Como explicado acima, o chatbot "limita-se" a utilizar textos obtidos na Internet, usados para treinar este modelo e tentar prever qual seria a próxima palavra a fazer mais sentido. "É claro que isto de prever a próxima palavra não é assim tão fácil", diz Arlindo. Os modelos têm, depois, de "perceber" que "existem países, pessoas, política, ciência...". Tudo junto cria uma "rede neuronal" ou "transformador", um "esquema altamente complexo" que descreve relações entre as palavras.

Então...qual é mesmo o intuito disto? "É uma maneira, um bocadinho rebuscada, é certo, um bocadinho obscura... de representar uma parte do conhecimento humano".

Pode até não ser "útil para fazermos perguntas específicas sobre casos pontuais", mas a grande revolução está na interação: "Estamos habituados a interagir com os computadores de maneiras muito rígidas", recorda. Agora, cada vez mais se caminha para um futuro em que, em vez de usarmos "duas ou três palavras num motor de busca", "vamos começar a interagir com computadores de uma maneira muito mais sofisticada". Um pouco como já há quem faça com sistemas como a Alexa, a Siri ou o assistente da Google.

"Estes sistemas têm suficiente inteligência para perceber as nossas intenções", entende... e é aí que reside a grande mudança: na possibilidade de interagir com sistemas "em língua natural".
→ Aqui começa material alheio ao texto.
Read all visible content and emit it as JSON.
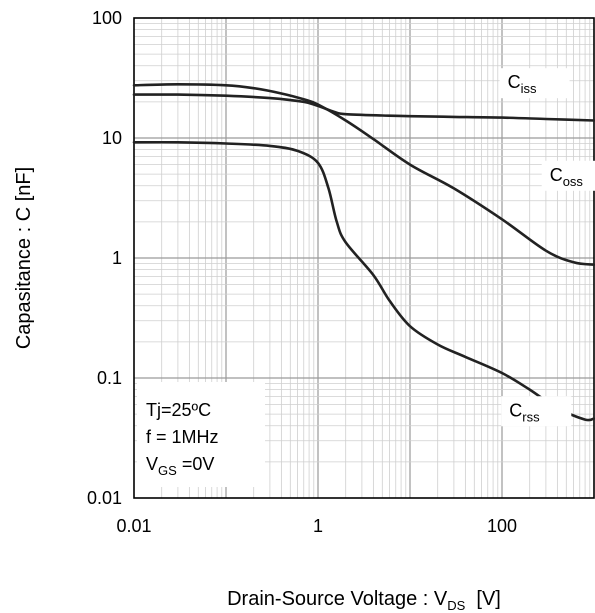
{
  "chart_data": {
    "type": "line",
    "xscale": "log",
    "yscale": "log",
    "xlim": [
      0.01,
      1000
    ],
    "ylim": [
      0.01,
      100
    ],
    "grid": true,
    "x_ticks": [
      {
        "value": 0.01,
        "label": "0.01"
      },
      {
        "value": 1,
        "label": "1"
      },
      {
        "value": 100,
        "label": "100"
      }
    ],
    "y_ticks": [
      {
        "value": 100,
        "label": "100"
      },
      {
        "value": 10,
        "label": "10"
      },
      {
        "value": 1,
        "label": "1"
      },
      {
        "value": 0.1,
        "label": "0.1"
      },
      {
        "value": 0.01,
        "label": "0.01"
      }
    ],
    "xlabel": {
      "main": "Drain-Source Voltage : V",
      "sub": "DS",
      "unit": "  [V]"
    },
    "ylabel": "Capasitance : C  [nF]",
    "annotations": {
      "line1": "Tj=25ºC",
      "line2": "f = 1MHz",
      "line3_main": "V",
      "line3_sub": "GS",
      "line3_rest": " =0V"
    },
    "series": [
      {
        "name_main": "C",
        "name_sub": "iss",
        "label_at": {
          "x": 115,
          "y": 26
        },
        "points": [
          [
            0.01,
            23
          ],
          [
            0.03,
            23
          ],
          [
            0.1,
            22.5
          ],
          [
            0.3,
            21.5
          ],
          [
            0.7,
            20
          ],
          [
            1,
            18.5
          ],
          [
            1.5,
            16.5
          ],
          [
            2,
            15.8
          ],
          [
            5,
            15.4
          ],
          [
            10,
            15.2
          ],
          [
            30,
            15
          ],
          [
            100,
            14.8
          ],
          [
            300,
            14.4
          ],
          [
            1000,
            14
          ]
        ]
      },
      {
        "name_main": "C",
        "name_sub": "oss",
        "label_at": {
          "x": 330,
          "y": 4.4
        },
        "points": [
          [
            0.01,
            27.5
          ],
          [
            0.03,
            28
          ],
          [
            0.1,
            27.5
          ],
          [
            0.2,
            26
          ],
          [
            0.4,
            23.5
          ],
          [
            0.7,
            21
          ],
          [
            1,
            19
          ],
          [
            2,
            14
          ],
          [
            4,
            9.8
          ],
          [
            10,
            6
          ],
          [
            30,
            3.8
          ],
          [
            100,
            2.1
          ],
          [
            300,
            1.15
          ],
          [
            600,
            0.92
          ],
          [
            1000,
            0.88
          ]
        ]
      },
      {
        "name_main": "C",
        "name_sub": "rss",
        "label_at": {
          "x": 120,
          "y": 0.048
        },
        "points": [
          [
            0.01,
            9.2
          ],
          [
            0.03,
            9.2
          ],
          [
            0.1,
            9
          ],
          [
            0.3,
            8.6
          ],
          [
            0.6,
            7.8
          ],
          [
            1,
            6.2
          ],
          [
            1.3,
            3.8
          ],
          [
            1.6,
            2
          ],
          [
            2,
            1.35
          ],
          [
            4,
            0.72
          ],
          [
            6,
            0.44
          ],
          [
            10,
            0.27
          ],
          [
            20,
            0.19
          ],
          [
            40,
            0.15
          ],
          [
            100,
            0.11
          ],
          [
            200,
            0.08
          ],
          [
            400,
            0.056
          ],
          [
            800,
            0.045
          ],
          [
            1000,
            0.046
          ]
        ]
      }
    ]
  }
}
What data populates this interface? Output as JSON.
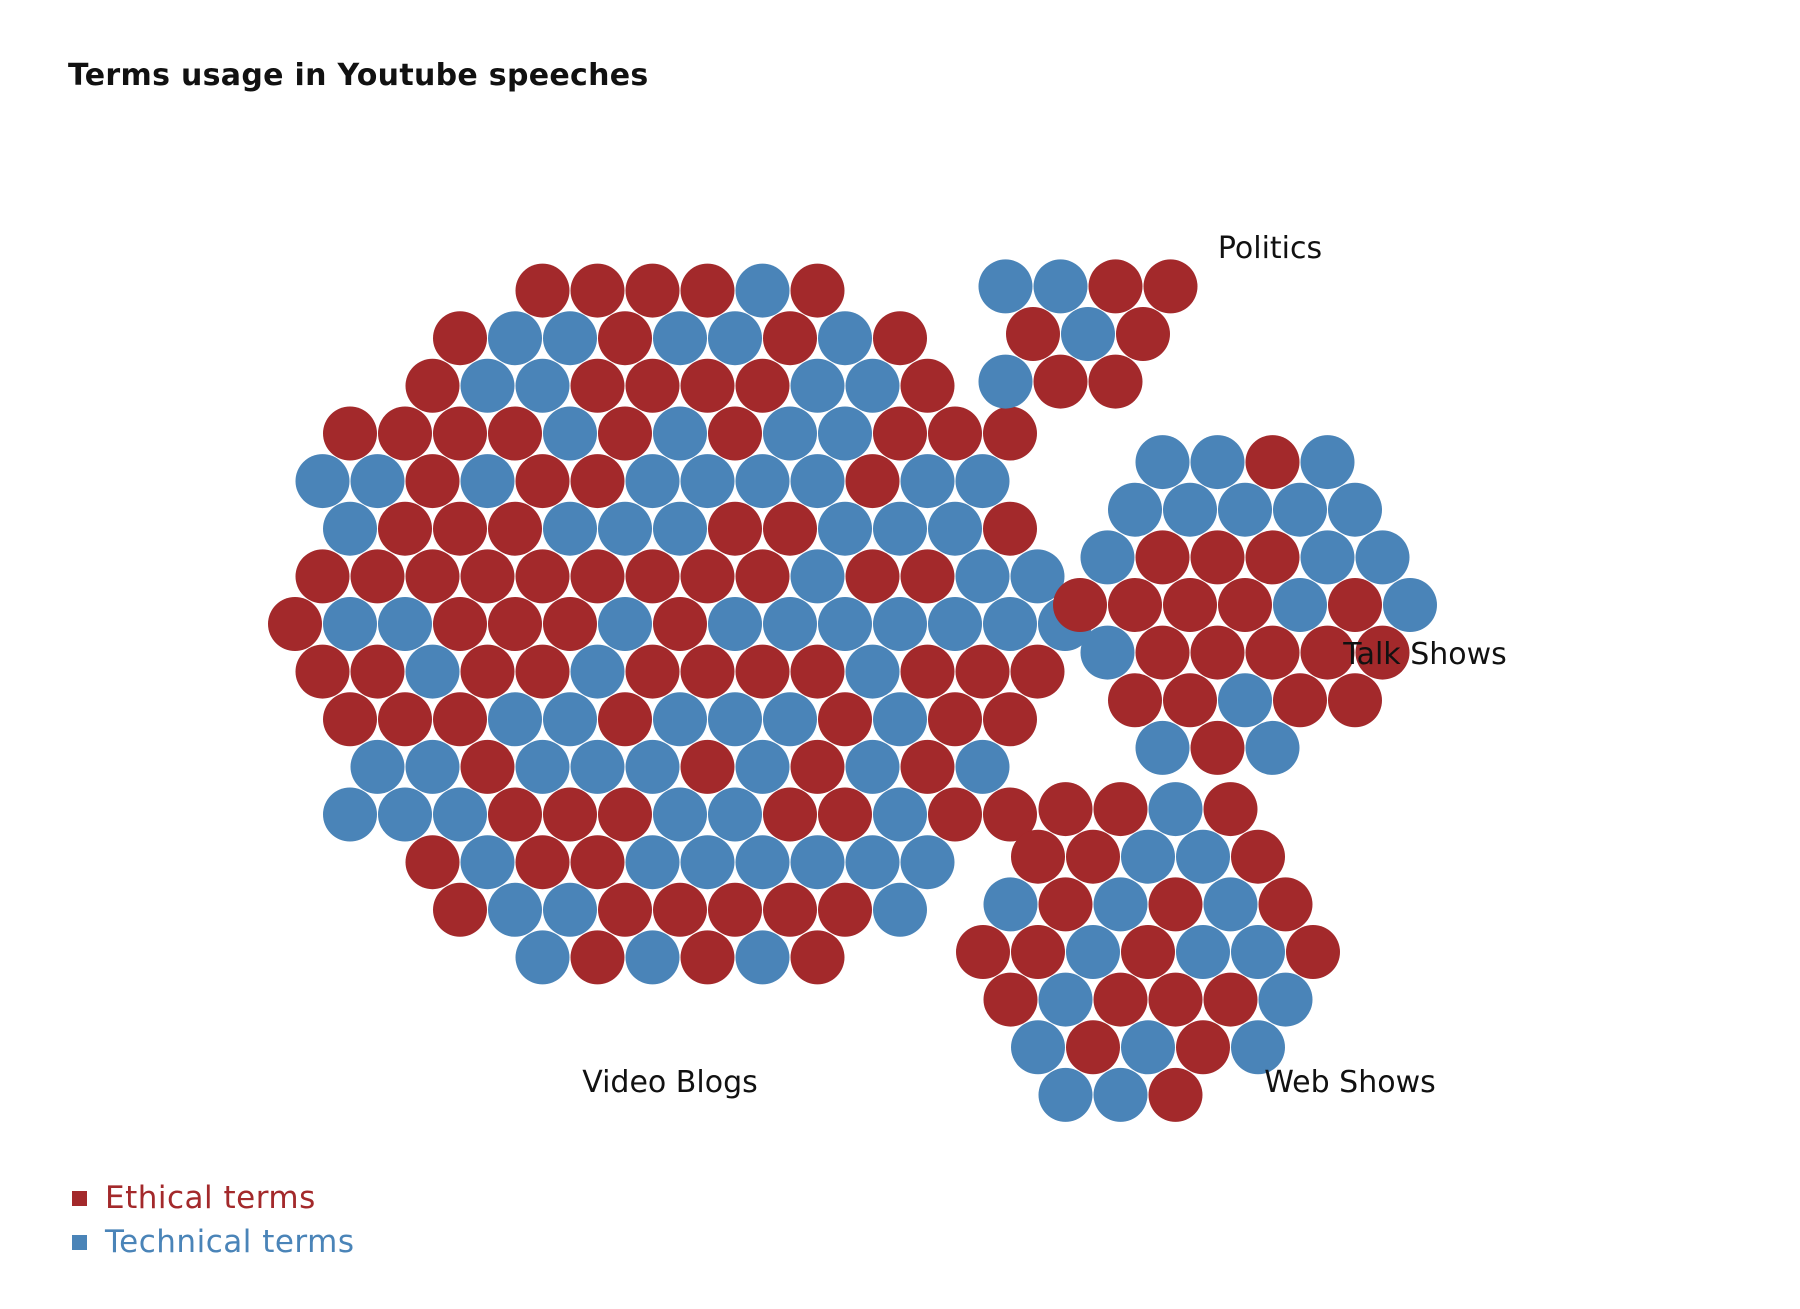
{
  "chart_data": {
    "type": "packed-bubble",
    "title": "Terms usage in Youtube speeches",
    "legend_position": "bottom-left",
    "legend": [
      {
        "key": "ethical",
        "label": "Ethical terms",
        "color": "#a3292b"
      },
      {
        "key": "technical",
        "label": "Technical terms",
        "color": "#4a84b8"
      }
    ],
    "groups": [
      {
        "name": "Video Blogs",
        "ethical": 91,
        "technical": 79
      },
      {
        "name": "Politics",
        "ethical": 6,
        "technical": 4
      },
      {
        "name": "Talk Shows",
        "ethical": 19,
        "technical": 17
      },
      {
        "name": "Web Shows",
        "ethical": 20,
        "technical": 16
      }
    ]
  }
}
"Esta interface em língua natural vai ser uma das coisas que mais profundamente vai mudar. Muitas pessoas vão usar isto como uma espécie de máquina de escrever hiper sofisticada", vaticina.

Em paralelo, também servirá para "automatizar muitas funções" que, neste momento, são desempenhadas por seres humanos e que são "relativamente simples".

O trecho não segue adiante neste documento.